2023.9.30 欲を優先しても欲しいものは手に入らない
秋の接心が近づいてきた。
お寺で7〜10日の間泊まり込みで集中的に坐り続ける期間を接心と呼ぶらしい。昨年老師が声をかけて下さり、今年は思い切って6月10月12月と申込んでみた。子どもの世話があるのでオンラインで繋ぎながら一日中自宅で坐る。
6月の接心は4月5月の新学期の慌ただしさが落ち着いてると思っていたが、普段から全く坐れていないのに急に1日5.6時間も坐るものだから、幼少期に痛めた股関節が痛み全く集中できなかった。
今回も10月なら夏休みが終わり、運動会も終わって集中できそうだと思ったが、夏休みが終わっても全く坐る時間を作らずダラダラしている自分に呆れて、せめて坐禅会くらいはとお寺に足を運んだのだ。
結果は散々だった。
毎日のように何時間も坐っていた時期があり、これか!と叫びたくなるような体験もして、わたしは満足していたのだろう。また坐ればすぐにあの体験が待っているなんて、そんな簡単に考えていたわけではない。だが坐るうちに背中や股関節が痛み、簡単な所作ですら注意を受け、何年経っても初心者の域を出ない自分に嫌気がさしてきた。慢心していた自分が酷く情けなかった。

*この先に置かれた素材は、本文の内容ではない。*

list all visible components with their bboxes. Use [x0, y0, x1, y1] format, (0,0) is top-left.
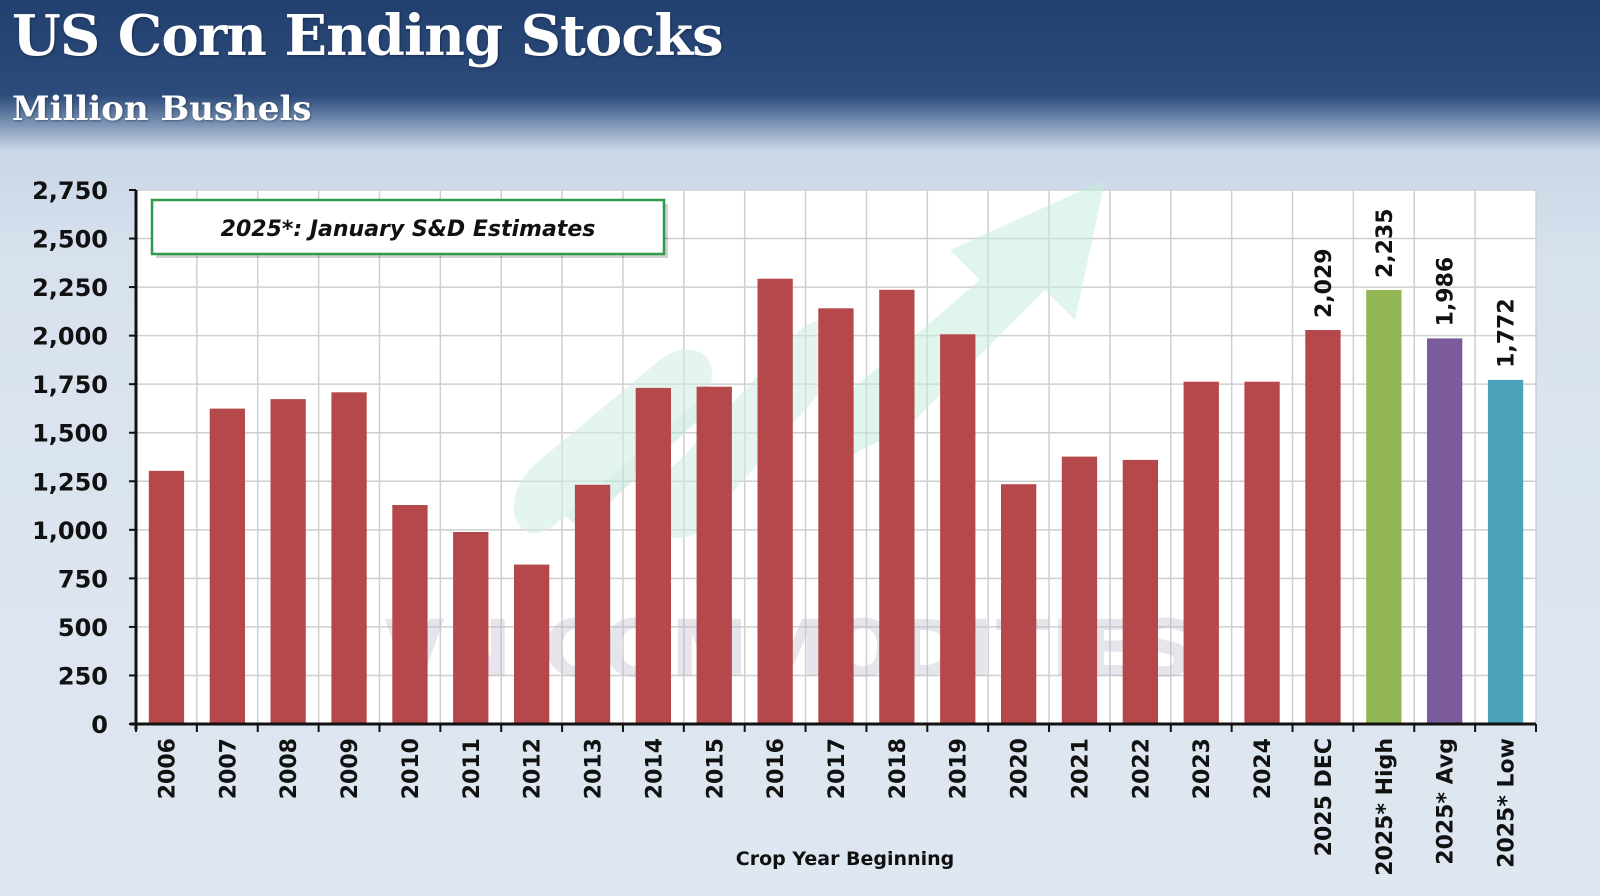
x-tick-label: 2009 — [338, 738, 363, 799]
x-tick-label: 2013 — [582, 738, 607, 799]
x-tick-label: 2021 — [1068, 738, 1093, 799]
bar-2014 — [635, 387, 671, 724]
bar-2012 — [514, 564, 550, 724]
bar-2025-low — [1487, 379, 1524, 724]
bar-2024 — [1244, 381, 1280, 724]
bar-2018 — [879, 289, 915, 724]
x-tick-label: 2017 — [825, 738, 850, 799]
bar-2006 — [148, 470, 185, 724]
header-banner: US Corn Ending Stocks Million Bushels — [0, 0, 1600, 140]
x-tick-label: 2025 DEC — [1312, 738, 1337, 856]
bar-2021 — [1061, 456, 1098, 724]
axes: 0 250 500 750 1,000 1,250 1,500 1,750 2,000 2,250… — [32, 177, 1537, 876]
bar-2007 — [209, 408, 245, 724]
x-tick-label: 2025* High — [1373, 738, 1398, 876]
y-tick-label: 2,000 — [32, 323, 108, 351]
y-tick-label: 500 — [58, 614, 108, 642]
bar-2011 — [453, 532, 489, 724]
x-tick-label: 2014 — [642, 738, 667, 799]
x-tick-label: 2006 — [155, 738, 180, 799]
y-tick-label: 1,250 — [32, 468, 108, 496]
x-tick-label: 2025* Low — [1495, 738, 1520, 868]
annotation-text: 2025*: January S&D Estimates — [221, 217, 596, 242]
chart-title: US Corn Ending Stocks — [12, 3, 724, 69]
y-tick-label: 0 — [91, 711, 108, 739]
chart-subtitle: Million Bushels — [12, 89, 312, 129]
y-tick-label: 2,250 — [32, 274, 108, 302]
bar-2010 — [392, 505, 428, 724]
bars: 2,029 2,235 1,986 1,772 — [148, 208, 1524, 724]
x-tick-label: 2011 — [460, 738, 485, 799]
y-tick-label: 250 — [58, 662, 108, 690]
bar-2022 — [1122, 459, 1158, 724]
bar-2023 — [1183, 381, 1219, 724]
x-tick-label: 2015 — [703, 738, 728, 799]
y-tick-label: 2,500 — [32, 226, 108, 254]
x-tick-label: 2016 — [764, 738, 789, 799]
data-label: 2,235 — [1373, 208, 1398, 278]
y-tick-label: 750 — [58, 565, 108, 593]
bar-2013 — [574, 484, 611, 724]
data-label: 1,986 — [1434, 257, 1459, 327]
x-axis-title: Crop Year Beginning — [736, 848, 954, 870]
x-tick-label: 2012 — [521, 738, 546, 799]
bar-2020 — [1001, 484, 1037, 724]
bar-2019 — [940, 334, 976, 724]
bar-2025-high — [1366, 290, 1402, 724]
y-tick-label: 1,750 — [32, 371, 108, 399]
bar-2025-avg — [1427, 338, 1463, 724]
x-tick-label: 2008 — [277, 738, 302, 799]
x-tick-label: 2010 — [399, 738, 424, 799]
data-label: 1,772 — [1495, 298, 1520, 368]
x-tick-label: 2022 — [1129, 738, 1154, 799]
y-tick-label: 1,000 — [32, 517, 108, 545]
data-label: 2,029 — [1312, 248, 1337, 318]
y-tick-label: 2,750 — [32, 177, 108, 205]
x-tick-label: 2020 — [1008, 738, 1033, 799]
x-tick-label: 2019 — [947, 738, 972, 799]
x-tick-label: 2025* Avg — [1434, 738, 1459, 865]
bar-2009 — [331, 392, 367, 724]
y-tick-label: 1,500 — [32, 420, 108, 448]
bar-2008 — [270, 399, 306, 724]
bar-2016 — [757, 278, 793, 724]
x-tick-label: 2023 — [1190, 738, 1215, 799]
x-tick-label: 2007 — [216, 738, 241, 799]
x-tick-label: 2018 — [886, 738, 911, 799]
bar-2017 — [818, 308, 854, 724]
annotation-frame — [150, 198, 666, 256]
x-tick-label: 2024 — [1251, 738, 1276, 799]
bar-2025-dec — [1305, 330, 1341, 724]
bar-2015 — [696, 386, 732, 724]
annotation-box: 2025*: January S&D Estimates — [150, 198, 668, 258]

坐禅は良くも悪くも今の自分がそのまま浮かび上がる。坐禅に善きも悪きもなく、良い悪いと言うのは己の自我のみだと老師はおっしゃるけれど、自分の甘さや適当さが露呈することほど居心地の悪いことはない。ありのままの自分を受け止めることより、あれが悪いこれが良くないとわかったフリをして言い訳するほうが楽なのだ。老師の話では人は楽なほうに流れるのだという。
あれもやりたい、これもやりたいと欲を優先しても欲しいものは手に入らない。楽を選んでも同じことだろう。
叶うならこの日の居心地の悪さを一生忘れませんように。